Alegação iraniana e negação americana
Em comunicado divulgado pela mídia local, a Guarda Revolucionária declarou: "O porta-aviões americano Abraham Lincoln foi atingido por quatro mísseis balísticos", acrescentando que "terra e mar se tornarão cada vez mais o cemitério de agressores terroristas". A afirmação foi feita como parte da promessa de vingança pela morte de Khamenei, que governava o Irã desde 1989.
No entanto, o Comando Central das Forças Armadas americanas (CENTCOM) respondeu rapidamente, classificando as informações como falsas. Através da rede social X (antigo Twitter), o comando escreveu: "A Guarda Revolucionária Islâmica do Irã alega ter atingido o USS Abraham Lincoln com mísseis balísticos. MENTIRA". A mensagem continuou: "O Lincoln não foi atingido. Os mísseis lançados nem chegaram perto. O Lincoln continua lançando aeronaves em apoio à campanha implacável do CENTCOM para defender o povo americano, eliminando as ameaças do regime iraniano".
Contexto do deslocamento do porta-aviões
O USS Abraham Lincoln, considerado pela Marinha americana como o maior navio de guerra do mundo, foi enviado ao Golfo Pérsico no final de janeiro como parte de uma força naval deslocada "por precaução" devido às tensões regionais. O porta-aviões nuclear, com 333 metros de comprimento e capacidade para transportar aproximadamente 100 mil toneladas de equipamentos, incluindo 65 aeronaves, havia passado meses no Mar do Caribe antes de seguir para o Oriente Médio.
O deslocamento ocorreu em meio às negociações fracassadas sobre o acordo nuclear com o Irã e à violenta repressão do regime contra manifestantes no início do ano. O presidente americano, Donald Trump, havia caracterizado a movimentação como parte de uma "armada" destinada a pressionar o governo dos aiatolás.

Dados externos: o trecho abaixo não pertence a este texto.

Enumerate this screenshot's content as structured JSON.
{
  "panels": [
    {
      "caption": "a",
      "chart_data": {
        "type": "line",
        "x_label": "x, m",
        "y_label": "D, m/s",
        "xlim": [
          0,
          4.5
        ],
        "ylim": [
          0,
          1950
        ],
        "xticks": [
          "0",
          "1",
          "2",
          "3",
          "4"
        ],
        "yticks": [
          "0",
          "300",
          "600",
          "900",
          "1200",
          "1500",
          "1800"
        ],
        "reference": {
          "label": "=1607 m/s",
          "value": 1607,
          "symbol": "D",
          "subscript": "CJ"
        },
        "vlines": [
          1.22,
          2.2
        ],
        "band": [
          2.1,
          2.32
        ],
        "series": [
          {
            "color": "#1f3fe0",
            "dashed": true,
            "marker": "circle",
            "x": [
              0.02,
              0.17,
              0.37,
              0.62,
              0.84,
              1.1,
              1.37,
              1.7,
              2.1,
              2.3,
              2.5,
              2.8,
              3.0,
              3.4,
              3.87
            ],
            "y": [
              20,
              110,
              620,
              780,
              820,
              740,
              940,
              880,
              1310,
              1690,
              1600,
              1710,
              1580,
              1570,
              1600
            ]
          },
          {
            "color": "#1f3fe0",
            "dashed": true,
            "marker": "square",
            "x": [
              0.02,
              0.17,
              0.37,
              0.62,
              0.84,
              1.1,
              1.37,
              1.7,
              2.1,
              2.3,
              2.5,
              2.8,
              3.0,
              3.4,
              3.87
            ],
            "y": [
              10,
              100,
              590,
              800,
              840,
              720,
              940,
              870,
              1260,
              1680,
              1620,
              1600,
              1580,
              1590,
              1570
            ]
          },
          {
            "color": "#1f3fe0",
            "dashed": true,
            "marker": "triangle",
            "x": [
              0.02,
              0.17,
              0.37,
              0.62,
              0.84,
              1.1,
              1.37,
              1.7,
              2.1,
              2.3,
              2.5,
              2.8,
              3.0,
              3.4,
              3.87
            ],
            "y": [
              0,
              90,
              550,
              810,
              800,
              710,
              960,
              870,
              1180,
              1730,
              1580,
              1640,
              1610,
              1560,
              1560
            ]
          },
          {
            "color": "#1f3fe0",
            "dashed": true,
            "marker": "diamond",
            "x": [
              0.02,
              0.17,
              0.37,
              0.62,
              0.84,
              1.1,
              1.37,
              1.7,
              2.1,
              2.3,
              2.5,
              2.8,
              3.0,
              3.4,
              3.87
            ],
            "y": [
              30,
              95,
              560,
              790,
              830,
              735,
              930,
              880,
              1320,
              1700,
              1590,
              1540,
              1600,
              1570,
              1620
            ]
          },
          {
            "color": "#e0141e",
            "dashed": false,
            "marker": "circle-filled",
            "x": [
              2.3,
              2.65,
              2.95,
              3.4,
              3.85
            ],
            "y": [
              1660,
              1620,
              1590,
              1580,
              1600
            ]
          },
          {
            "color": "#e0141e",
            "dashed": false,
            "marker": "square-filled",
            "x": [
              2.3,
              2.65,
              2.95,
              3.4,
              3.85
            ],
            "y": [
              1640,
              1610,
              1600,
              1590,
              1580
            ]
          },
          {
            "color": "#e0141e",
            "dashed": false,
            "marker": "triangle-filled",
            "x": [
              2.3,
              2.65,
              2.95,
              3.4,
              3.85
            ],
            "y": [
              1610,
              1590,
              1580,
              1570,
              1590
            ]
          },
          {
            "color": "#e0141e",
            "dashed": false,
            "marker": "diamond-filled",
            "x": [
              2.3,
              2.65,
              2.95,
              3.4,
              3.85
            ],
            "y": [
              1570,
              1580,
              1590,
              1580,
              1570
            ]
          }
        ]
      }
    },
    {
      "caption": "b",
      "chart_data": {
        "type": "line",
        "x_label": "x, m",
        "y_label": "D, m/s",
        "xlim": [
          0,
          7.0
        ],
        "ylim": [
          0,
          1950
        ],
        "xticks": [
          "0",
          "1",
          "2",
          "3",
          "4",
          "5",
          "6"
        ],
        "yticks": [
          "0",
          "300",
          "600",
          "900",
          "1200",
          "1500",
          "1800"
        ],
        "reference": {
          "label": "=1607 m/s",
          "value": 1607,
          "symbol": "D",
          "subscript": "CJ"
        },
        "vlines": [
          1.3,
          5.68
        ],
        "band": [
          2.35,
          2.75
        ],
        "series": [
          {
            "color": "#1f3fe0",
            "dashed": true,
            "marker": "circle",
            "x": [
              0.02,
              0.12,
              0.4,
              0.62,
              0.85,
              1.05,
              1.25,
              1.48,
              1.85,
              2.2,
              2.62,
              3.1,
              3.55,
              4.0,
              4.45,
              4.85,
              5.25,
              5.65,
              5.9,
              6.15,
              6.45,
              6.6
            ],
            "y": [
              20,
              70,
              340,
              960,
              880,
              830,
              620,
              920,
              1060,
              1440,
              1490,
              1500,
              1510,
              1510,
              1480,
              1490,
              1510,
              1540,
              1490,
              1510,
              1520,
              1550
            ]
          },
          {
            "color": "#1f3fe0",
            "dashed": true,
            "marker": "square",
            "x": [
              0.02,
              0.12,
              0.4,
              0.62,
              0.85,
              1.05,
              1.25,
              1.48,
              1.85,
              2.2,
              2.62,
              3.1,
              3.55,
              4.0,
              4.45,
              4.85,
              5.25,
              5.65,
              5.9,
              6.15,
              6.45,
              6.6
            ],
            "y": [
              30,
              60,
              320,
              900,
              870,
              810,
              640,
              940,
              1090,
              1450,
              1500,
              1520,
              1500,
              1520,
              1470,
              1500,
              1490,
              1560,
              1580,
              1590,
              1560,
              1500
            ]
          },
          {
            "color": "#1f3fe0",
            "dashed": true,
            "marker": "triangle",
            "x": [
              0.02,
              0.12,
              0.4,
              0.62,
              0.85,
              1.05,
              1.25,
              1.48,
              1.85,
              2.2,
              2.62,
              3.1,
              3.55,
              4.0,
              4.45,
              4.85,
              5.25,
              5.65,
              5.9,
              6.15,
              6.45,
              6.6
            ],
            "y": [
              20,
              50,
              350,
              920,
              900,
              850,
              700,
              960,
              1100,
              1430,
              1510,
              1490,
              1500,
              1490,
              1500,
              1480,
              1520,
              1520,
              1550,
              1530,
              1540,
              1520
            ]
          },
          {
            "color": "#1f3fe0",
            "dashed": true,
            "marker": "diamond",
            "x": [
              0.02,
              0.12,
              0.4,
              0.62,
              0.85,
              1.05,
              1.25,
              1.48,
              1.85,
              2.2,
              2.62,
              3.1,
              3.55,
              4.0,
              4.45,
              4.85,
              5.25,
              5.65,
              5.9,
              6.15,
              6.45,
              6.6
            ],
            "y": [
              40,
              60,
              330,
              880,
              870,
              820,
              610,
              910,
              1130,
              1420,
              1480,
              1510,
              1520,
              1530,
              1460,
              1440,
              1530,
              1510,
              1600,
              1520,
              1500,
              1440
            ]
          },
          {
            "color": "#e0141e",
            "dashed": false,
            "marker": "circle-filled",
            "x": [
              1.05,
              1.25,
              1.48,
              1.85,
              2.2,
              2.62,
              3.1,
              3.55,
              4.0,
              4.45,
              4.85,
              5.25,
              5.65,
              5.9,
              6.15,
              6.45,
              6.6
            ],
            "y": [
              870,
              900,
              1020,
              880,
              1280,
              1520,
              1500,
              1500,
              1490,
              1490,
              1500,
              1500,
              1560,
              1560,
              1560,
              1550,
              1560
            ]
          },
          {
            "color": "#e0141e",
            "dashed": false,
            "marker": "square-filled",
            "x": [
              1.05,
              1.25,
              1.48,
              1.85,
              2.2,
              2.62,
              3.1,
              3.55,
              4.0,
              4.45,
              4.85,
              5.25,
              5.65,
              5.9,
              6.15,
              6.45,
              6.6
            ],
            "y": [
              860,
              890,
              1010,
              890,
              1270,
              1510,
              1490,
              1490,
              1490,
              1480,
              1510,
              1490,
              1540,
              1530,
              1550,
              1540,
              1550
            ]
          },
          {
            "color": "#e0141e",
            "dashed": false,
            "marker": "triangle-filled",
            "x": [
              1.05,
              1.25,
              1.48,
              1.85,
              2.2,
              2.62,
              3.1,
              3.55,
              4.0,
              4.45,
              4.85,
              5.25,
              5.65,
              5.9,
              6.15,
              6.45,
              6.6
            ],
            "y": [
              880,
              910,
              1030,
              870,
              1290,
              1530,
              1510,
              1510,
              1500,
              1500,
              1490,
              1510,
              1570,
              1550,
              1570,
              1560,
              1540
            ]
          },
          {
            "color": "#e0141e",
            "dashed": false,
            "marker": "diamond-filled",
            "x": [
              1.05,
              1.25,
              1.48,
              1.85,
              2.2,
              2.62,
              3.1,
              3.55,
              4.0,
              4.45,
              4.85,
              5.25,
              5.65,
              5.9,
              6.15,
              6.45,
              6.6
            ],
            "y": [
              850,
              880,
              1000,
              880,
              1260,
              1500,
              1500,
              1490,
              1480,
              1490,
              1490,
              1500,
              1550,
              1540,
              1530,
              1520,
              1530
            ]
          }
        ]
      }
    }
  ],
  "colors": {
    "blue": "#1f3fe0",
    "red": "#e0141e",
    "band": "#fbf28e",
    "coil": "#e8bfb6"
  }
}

Promessas de vingança e luto no Irã
O presidente iraniano, Masoud Pezeshkian, afirmou que é "dever e direito legítimo vingar os perpetradores e mentores" do assassinato de Khamenei. A Guarda Revolucionária, por sua vez, prometeu a ofensiva "mais feroz da história" contra Israel e Estados Unidos, declarando através do Telegram que "a operação ofensiva mais feroz da história das Forças Armadas da República Islâmica do Irã começará a qualquer momento".
O regime também decretou um período de luto de 40 dias e sete dias festivos após a morte de Khamenei, aos 86 anos. Em comunicado, a guarda condenou "os atos criminosos e terroristas cometidos pelos governos malignos dos Estados Unidos e do regime sionista", prometendo que "a mão vingativa da nação iraniana não os deixará em paz".
Outros desenvolvimentos militares
Em desenvolvimento separado, o CENTCOM informou que uma corveta iraniana da classe Jamaran foi atingida por forças americanas durante operações no sábado. Segundo nota do comando, "o navio está afundando no Golfo de Omã, próximo ao cais de Chah Bahar", com recomendação para que membros das forças armadas iranianas abandonem a embarcação.
A situação permanece extremamente tensa na região, com ambos os lados mantendo posturas beligerantes enquanto o mundo acompanha atentamente os desdobramentos deste confronto que pode ter implicações globais significativas.